One hundred and seventy-three years later the tradition continues, with Monday's opening of the Democratic National Convention in Boston, to be followed by its Republican counterpart next month in New York. Raucous, vulgar, vital, political conventions are democracy at its finest, except for the bits when they are democracy at its worst.
It has been many years since a convention actually picked a candidate. Shocking, isn't it?
Worse yet, much of the proceedings are stage managed to appeal to viewers on TV! Yet they remain an important way for the parties to rally their fractious faithful. And they provide journalists a quadrennial opportunity to use the word "hoopla" in their leads.
"I would argue that their theater and stagecraft are part of the point, that they're fun, and that they're intrinsic to politics," says David Greenberg, a Yale political historian.
From 1831 until the middle of the last century, the phrase "political convention" meant much more than speeches and a roll call of people wearing hats indicative of their state. Conventions were a political reform, meant to replace the congressional caucuses that picked candidates in America's early era. By gathering large numbers of people from the entire nation, they assured voters of inclusiveness. And they served as forums for debate on the great questions facing the US.
The Democratic convention of 1860 was riven by the question of slavery, for instance. Southern Democrats eventually walked out, hastening the onset of the Civil War. In 1932 the Republican convention struggled to decide whether to repeal Prohibition. In 1948 the Democrats began what would be a series of searing debates over the party's position on the need for civil rights for blacks.
Then there were the ballots. In 1880, the GOP denied former president Ulysses S. Grant a third-term nomination after 36 ballots, opting for James A. Garfield instead. In 1924, a Democratic convention at Madison Square Garden needed 103 roll calls over 17 days to nominate John W. Davis of New York.
Yet as Mr. Greenberg notes, these deadlocked conventions produced some of the worst presidents and nominees in history. And there weren't that many of them - only 10 GOP and 14 Democratic conventions have had to cast more than one presidential ballot. "We always remember the past as more dramatic, partly because we forget what was forgettable and remember the memorable," says Greenberg, author of "Nixon's Shadow: The History of an Image."
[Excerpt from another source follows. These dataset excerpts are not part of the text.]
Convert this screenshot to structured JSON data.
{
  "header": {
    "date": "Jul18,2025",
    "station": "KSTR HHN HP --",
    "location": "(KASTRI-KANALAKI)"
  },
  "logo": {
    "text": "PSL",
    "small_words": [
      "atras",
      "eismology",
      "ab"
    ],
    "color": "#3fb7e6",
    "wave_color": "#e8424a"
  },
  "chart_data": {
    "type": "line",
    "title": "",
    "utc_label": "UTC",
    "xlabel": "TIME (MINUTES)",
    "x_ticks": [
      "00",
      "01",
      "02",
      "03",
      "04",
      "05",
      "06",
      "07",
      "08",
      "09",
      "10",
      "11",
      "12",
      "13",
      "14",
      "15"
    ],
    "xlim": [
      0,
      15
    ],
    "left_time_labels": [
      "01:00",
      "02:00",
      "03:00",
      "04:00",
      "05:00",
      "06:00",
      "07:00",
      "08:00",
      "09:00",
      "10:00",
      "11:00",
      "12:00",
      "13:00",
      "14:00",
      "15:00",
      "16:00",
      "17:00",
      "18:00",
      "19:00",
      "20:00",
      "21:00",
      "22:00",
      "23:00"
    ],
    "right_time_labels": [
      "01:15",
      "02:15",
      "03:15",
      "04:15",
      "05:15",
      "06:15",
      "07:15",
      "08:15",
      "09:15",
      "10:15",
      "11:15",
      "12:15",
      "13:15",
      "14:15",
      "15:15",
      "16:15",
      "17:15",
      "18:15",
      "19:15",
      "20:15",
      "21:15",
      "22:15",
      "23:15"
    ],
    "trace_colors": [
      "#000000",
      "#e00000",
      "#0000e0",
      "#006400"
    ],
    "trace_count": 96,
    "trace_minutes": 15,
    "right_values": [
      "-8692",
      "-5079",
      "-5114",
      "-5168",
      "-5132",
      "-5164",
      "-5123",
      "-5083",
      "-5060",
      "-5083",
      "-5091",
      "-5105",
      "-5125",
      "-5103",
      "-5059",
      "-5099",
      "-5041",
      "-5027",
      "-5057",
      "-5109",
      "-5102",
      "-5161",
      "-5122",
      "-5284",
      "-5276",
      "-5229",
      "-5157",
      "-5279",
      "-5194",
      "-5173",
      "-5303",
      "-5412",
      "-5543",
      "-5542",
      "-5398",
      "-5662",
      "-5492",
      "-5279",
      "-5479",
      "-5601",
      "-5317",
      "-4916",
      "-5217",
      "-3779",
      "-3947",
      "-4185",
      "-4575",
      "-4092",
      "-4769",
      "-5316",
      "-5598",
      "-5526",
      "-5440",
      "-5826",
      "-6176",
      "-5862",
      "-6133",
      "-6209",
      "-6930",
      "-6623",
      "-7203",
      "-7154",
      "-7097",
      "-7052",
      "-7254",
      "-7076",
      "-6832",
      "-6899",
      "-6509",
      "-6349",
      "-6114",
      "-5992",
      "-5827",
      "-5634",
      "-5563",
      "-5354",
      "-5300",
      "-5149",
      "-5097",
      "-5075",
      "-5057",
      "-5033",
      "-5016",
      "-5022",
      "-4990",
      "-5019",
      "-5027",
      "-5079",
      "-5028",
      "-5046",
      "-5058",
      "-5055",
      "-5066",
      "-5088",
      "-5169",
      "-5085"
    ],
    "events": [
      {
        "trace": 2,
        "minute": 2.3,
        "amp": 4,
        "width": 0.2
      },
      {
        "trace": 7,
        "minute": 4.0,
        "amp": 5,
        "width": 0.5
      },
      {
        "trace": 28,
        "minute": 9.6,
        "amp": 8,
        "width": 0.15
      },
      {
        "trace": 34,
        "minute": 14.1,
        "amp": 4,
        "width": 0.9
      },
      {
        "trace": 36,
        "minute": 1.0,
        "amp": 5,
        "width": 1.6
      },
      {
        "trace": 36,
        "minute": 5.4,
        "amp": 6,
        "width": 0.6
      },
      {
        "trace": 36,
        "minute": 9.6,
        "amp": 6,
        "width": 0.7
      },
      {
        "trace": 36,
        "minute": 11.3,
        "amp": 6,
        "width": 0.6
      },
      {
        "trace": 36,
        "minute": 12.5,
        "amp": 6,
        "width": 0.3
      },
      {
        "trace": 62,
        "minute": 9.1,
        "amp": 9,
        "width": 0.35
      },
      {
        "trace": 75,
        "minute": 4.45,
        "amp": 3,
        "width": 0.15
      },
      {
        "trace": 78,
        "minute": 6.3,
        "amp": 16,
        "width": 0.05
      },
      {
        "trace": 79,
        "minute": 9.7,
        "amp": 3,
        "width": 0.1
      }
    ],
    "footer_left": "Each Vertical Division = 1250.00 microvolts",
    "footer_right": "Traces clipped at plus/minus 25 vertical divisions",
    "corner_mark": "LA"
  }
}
Then came TV, which provided politicians an opportunity to showcase their party for a mass audience. Perhaps more important, the rise of primaries, themselves another generation of political reform, drained drama from the meetings. The result: today's heavily scripted conventions.
Yet keeping up the ritual remains important, argue many experts. Church weddings and cap-and-gown graduations are likewise anachronisms that persist in today's age. They imbue words with importance. They entertain. They provide a link to the past. "In a ritual you say things you think are important," says Kathleen Kendall, a visiting professor of communication at the University of Maryland. "They are very reassuring."
Do they matter? Of course. Whether they matter less than they used to, or whether they will always matter, may be items for debate.
Sure, the networks have mostly abandoned conventions. But the rise of other forms of news media have perhaps made the question "Do the networks matter?" more apropos. And for two weeks out of every four years the conventions interest at least some voters. "Of course, the conventions are all about razzmatazz and sparkle. But a little bit of substance manages always to sneak in," says Rick Shenkman, editor of George Mason University's History News Network.
Ironically, in the postwar years the nascent television industry used political conventions as marketing tools, promoting them as the reality shows of the day. Prior to the 1952 conventions, newspapers were filled with ads for televisions, notes Mr. Shenkman, author of "Presidential Ambition: Gaining Power at Any Cost."
Buy a Stromberg-Carlson "and you can see and hear more of the presidential conventions than the delegates themselves," said one ad. A GE ad said, "See History Made When They Pick Their Man For The World's Biggest Job."
In the end, the conventions may be important for another reason: they return some power from the media to political parties. "It's unhealthy in a democracy for the media to have as much power over our elections as they have accumulated," says Shenkman.